Marketing su Instagram? No grazie, preferisco la costanza dei risultati!

Siamo alle solite, chiama un cliente e chiede se, in qualità di agenzia, possiamo seguire la loro pagina su Instagram, come al solito la mia risposta è un perentorio No. Ma perché, un’agenzia di marketing dovrebbe decidere di abbandonare la piattaforma più in voga del momento?

In questo articolo cercherò di spiegare una volta per tutte perché noi di WeBooM abbiamo deciso di non lavorare con Instagram (e con l’universo Facebook-Meta)

Partiamo da una case history davvero interessante: La rivista online Roma Mai Sola. 

Roma Mai Sola è una rivista gratuita per la tifoseria romanista, quando ci è stato affidato il progetto eravamo entusiasti: creare un portale (quindi un sito web) dove i visitatori potessero consultare il periodico con uscite prima mensili poi settimanali. 

Il sito è creato, la scelta del cliente è portare le persone sul sito con una pagina Instagram.

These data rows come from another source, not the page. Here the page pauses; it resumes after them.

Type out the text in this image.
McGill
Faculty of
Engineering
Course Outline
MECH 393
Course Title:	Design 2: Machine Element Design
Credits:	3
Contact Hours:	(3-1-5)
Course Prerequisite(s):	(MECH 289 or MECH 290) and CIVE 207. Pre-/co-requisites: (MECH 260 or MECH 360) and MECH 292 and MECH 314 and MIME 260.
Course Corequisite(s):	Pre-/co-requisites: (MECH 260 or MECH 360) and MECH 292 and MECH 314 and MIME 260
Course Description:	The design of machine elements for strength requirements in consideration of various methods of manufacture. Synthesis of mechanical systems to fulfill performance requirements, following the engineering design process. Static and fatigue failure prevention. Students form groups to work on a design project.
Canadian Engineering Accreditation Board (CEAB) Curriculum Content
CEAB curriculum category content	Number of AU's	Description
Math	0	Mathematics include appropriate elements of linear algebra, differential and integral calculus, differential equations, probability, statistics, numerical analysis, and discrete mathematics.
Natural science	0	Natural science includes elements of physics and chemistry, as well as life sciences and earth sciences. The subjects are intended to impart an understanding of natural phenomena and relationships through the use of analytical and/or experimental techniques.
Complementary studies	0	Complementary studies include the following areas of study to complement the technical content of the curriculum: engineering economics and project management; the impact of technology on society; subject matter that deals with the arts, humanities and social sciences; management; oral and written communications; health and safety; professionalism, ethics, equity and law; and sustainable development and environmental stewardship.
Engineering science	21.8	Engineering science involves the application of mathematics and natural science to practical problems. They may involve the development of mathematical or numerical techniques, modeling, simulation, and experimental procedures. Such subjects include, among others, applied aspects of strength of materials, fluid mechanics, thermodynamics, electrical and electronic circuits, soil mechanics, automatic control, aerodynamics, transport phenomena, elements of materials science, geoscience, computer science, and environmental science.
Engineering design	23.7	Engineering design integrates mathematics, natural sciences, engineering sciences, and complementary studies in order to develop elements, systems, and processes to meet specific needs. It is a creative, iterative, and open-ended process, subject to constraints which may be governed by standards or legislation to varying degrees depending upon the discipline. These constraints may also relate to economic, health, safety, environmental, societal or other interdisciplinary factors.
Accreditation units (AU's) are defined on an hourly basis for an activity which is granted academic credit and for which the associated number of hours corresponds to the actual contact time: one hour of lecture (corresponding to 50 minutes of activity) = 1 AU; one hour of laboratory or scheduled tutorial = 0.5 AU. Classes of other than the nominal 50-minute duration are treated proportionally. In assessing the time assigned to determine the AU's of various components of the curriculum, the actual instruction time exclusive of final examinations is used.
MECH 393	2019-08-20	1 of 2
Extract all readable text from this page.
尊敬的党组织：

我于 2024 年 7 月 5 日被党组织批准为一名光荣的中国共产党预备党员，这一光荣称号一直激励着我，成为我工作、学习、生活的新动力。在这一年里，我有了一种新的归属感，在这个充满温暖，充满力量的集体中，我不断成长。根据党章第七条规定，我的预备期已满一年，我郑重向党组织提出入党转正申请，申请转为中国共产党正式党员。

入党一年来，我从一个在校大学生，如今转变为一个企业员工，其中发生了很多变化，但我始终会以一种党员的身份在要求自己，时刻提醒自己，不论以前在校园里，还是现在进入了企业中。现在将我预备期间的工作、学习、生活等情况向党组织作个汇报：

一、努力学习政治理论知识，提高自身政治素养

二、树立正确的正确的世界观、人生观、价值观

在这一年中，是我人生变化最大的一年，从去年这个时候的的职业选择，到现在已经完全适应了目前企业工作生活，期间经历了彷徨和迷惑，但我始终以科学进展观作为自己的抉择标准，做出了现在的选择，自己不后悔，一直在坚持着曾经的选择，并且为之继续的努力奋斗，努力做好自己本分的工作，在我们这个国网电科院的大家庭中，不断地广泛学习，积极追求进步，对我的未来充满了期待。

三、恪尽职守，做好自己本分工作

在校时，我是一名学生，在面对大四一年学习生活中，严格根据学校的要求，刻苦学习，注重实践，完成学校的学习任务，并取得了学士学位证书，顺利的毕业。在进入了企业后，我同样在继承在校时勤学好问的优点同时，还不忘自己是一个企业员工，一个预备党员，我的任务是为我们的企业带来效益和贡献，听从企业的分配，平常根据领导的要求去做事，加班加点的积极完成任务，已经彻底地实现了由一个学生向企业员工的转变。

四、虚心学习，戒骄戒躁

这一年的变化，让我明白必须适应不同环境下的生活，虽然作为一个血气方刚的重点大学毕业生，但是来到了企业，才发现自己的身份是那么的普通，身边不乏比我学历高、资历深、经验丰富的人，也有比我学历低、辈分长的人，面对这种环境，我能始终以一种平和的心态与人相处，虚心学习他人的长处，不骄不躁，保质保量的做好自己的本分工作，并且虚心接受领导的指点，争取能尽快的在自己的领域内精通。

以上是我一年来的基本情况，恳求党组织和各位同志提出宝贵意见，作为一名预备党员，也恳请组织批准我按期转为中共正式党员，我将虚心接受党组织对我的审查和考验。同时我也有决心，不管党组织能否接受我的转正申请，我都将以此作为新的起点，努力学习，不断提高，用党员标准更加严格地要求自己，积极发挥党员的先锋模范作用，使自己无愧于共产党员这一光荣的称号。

In agosto 2021 apriamo l’account @romamaisolaofficial in previsione del lancio del primo numero in ottobre. Il profilo cresce rapidamente, senza particolari picchi o periodi fermi, complice la popolarità dell’argomento (la Roma Calcio!) e le ottime foto che ci venivano fornite con costanza dal fotografo ingaggiato per il progetto. In poco tempo arriviamo a quota 1000 followers, un piccolo grande successo. Il cliente era contento e soddisfatto del lavoro.

Attendiamo poco e superiamo i 1500 followers. Ci prepariamo per il lancio della rivista ufficiale.

La settimana prima del lancio succede uno spiacevole evento. Muore un tifoso romanista, riteniamo gusto commemorarlo sulla pagina con un post dedicato. In poche ore il telefono sul quale è longato l’account comincia a vibrare continuamente. Il post è stato notato da un conoscente e viene immediatamente ricondiviso. Piovono likes e commenti, aumentano naturalmente i followers… Circa 50 nuovi followers in poche ore.

Al di la dello spiacevole evento, dal punto di vista tecnico penserete: WOW!

Beh non è proprio l’esclamazione giusta!

L’algoritmo di Instagram ha premiato il contenuto, ma i giorni successivi (anzi per quasi un mese) il profilo è stato in totale shadowban. 

Come mai? Non è dato sapere come funziona l’agoritmo di Instagram, tuttavia con un po’ di esperienza non è difficile prevedere il suo funzionamento: è chiaro che nel post commemorativo abbiamo avuto un numero di condivisioni insolito, ma tornati ai post normali l’algoritmo ha notato un trend in discesa, di conseguenza ha penalizzato il profilo per quasi un mese.

Vediamo alcuni numeri: prima del post commemorativo la nostra pagina aveva una media di 70/80 like a post, non molto ma potevamo ritenerci soddisfatti. Il post commemorativo ha ricevuto oltre 400 like e successivamente i post che abbiamo messo dopo (ovviamente della stessa qualità di quelli che abbiamo sempre messo) ne hanno ricevuti 15/20. Potete immaginare la faccia del cliente alla fine di quel mese. Abituato a numeri in costante crescita ha dubitato del nostro operato, fortunatamente ha compreso quanto ho spiegato sopra.

Ad ogni modo… Grazie Instagram!

Vabbè ma solo per questo motivo non seguite Instagram?

Non solo, ovviamente, ma siccome vogliamo fornire ai nostri clienti costanza nei risultati, certezze sulle quali poter contare e non l’euforia di numeri altalenanti e insignificanti abbiamo deciso di abbandonare la piattaforma. Noi stessi, anche per una questione di tempo, la utilizziamo solo come “vetrina”.

Ciò detto, visto anche il tono polemico del mio articolo e quasi ironico e provocatorio, non voglio dire che c’è una piattaforma migliore di un’altra, ma che ci sono cose sui cui poter contare altre su cui non si più fare affidamento.

La case history precedente si è ripetuta anche ultimamente su un profilo diverso: @ultraunion. Un progetto diverso con dinamiche diverse. Dopo il boost dato dalle condivisioni degli influencers stiamo attraversando un periodo di shadownban. Normale, nonostante la qualità dei contenuti sia in linea con le pubblicazioni, i numeri in calo sono sinonimo di shadowban…

Concludo rivolgendomi a tutti gli imprenditori che decidono di fondare un business model sui social. Va bene, anzi va benissimo, ma ricordatevi che non siete voi padroni dell’algoritmo e che sul mercato ci sono tante alternative anche a buon mercato, per ottenere grandi ma soprattutto costanti risultati. Non fatevi influenzare dalle “mode” del marketing.